Ha! Ha! Ha! Brilliant answer, Amos! I think you may be on the verge of enlightenment... :-)
Forum Lurker - The best evidence in support of UFO aliens is actual cases of people seeing them, photographing them, etc. Once that has happened one sets about wondering about all the various other questions you raised, rather than just automatically assuming "it ain't possible". But...until a significant majority of people are agreed that they do exist...or until the government officially says they do...such personal testimonials will be discounted by most people, and photographic evidence will be discounted also (as a fake or a misinterpretation), and physical evidence will be discounted or locked away in a lab somewhere and forgotten. That's the way it goes.
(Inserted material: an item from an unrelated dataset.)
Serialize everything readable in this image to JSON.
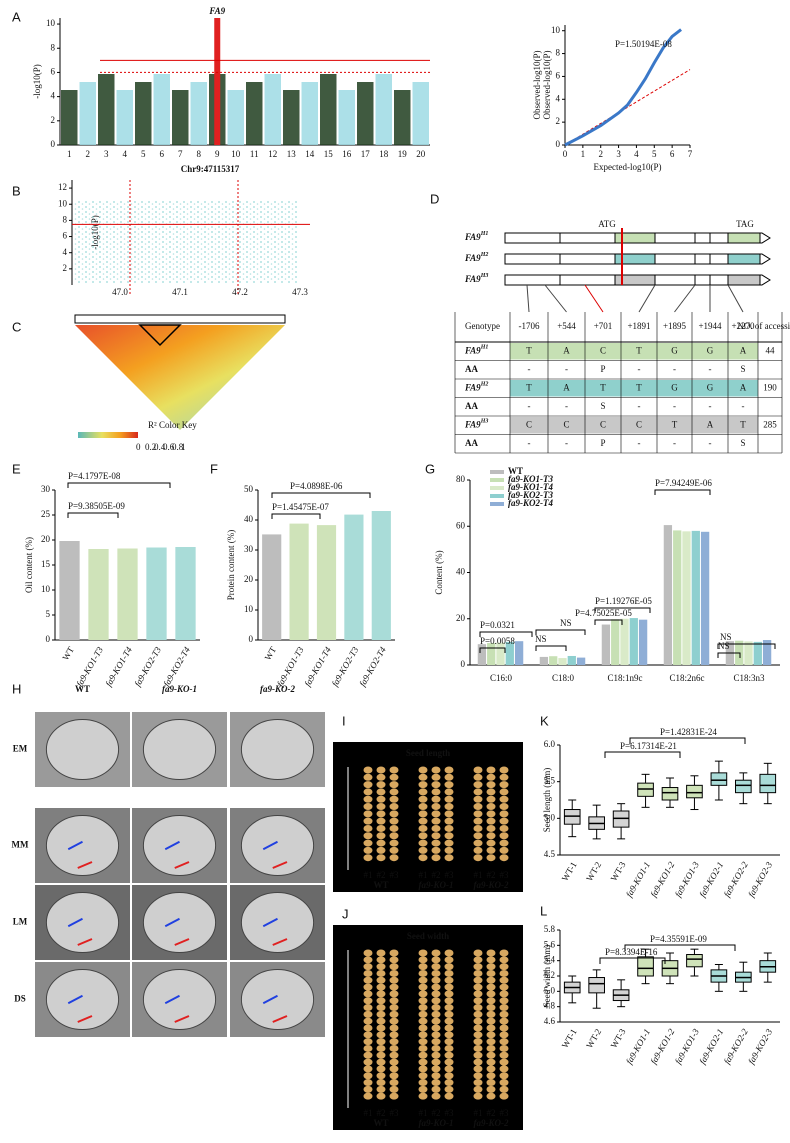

Conventional thinking has a way of perpetuating itself by sheer repetition and inertia.
Ditto for crop circles.
Political parties are "no more and no less evil than the philosophy that spawns them." Agreed! But the word I would use for that philosophy is "primitive" rather than "evil", although it has produced certain rather evil effects.
God - If God is in fact infinite, thus beginning nowhere, being everywhere, and ending nowhere...then ALL empirical evidence can be taken as evidence of the existence of God. It just depends on what concept you have of God, that's all, and how you interpret the evidence. If, of course, you believe in a God that is somehow separate from "us", then you've got a real problem and no, it doesn't really make sense under the existing circumstances.
Let me draw an analogy. Suppose a jellyfish, made of millions of cells, and very much alive was the whole cosmos, the whole of existence. Suppose that each one of its living cells was a separate thinking being and they started talking among themselves about a "supreme being", their idea of God. That supreme being would be the whole jellyfish. Now if the little cells started looking around for this God, they wouldn't find him, would they? They would find each other. Hmmmm. What would really be tragic would be if some of those cells disagreed with others about what God was actually like, and started fighting wars over it. That would be kind of like cancer breaking out in the jellyfish. That's rather like what people do on this planet a good deal of the time.
Fortunately, the jellyfish has a strong enough immune system that it can handle this sort of thing, but the little cells don't always do so well on a local basis.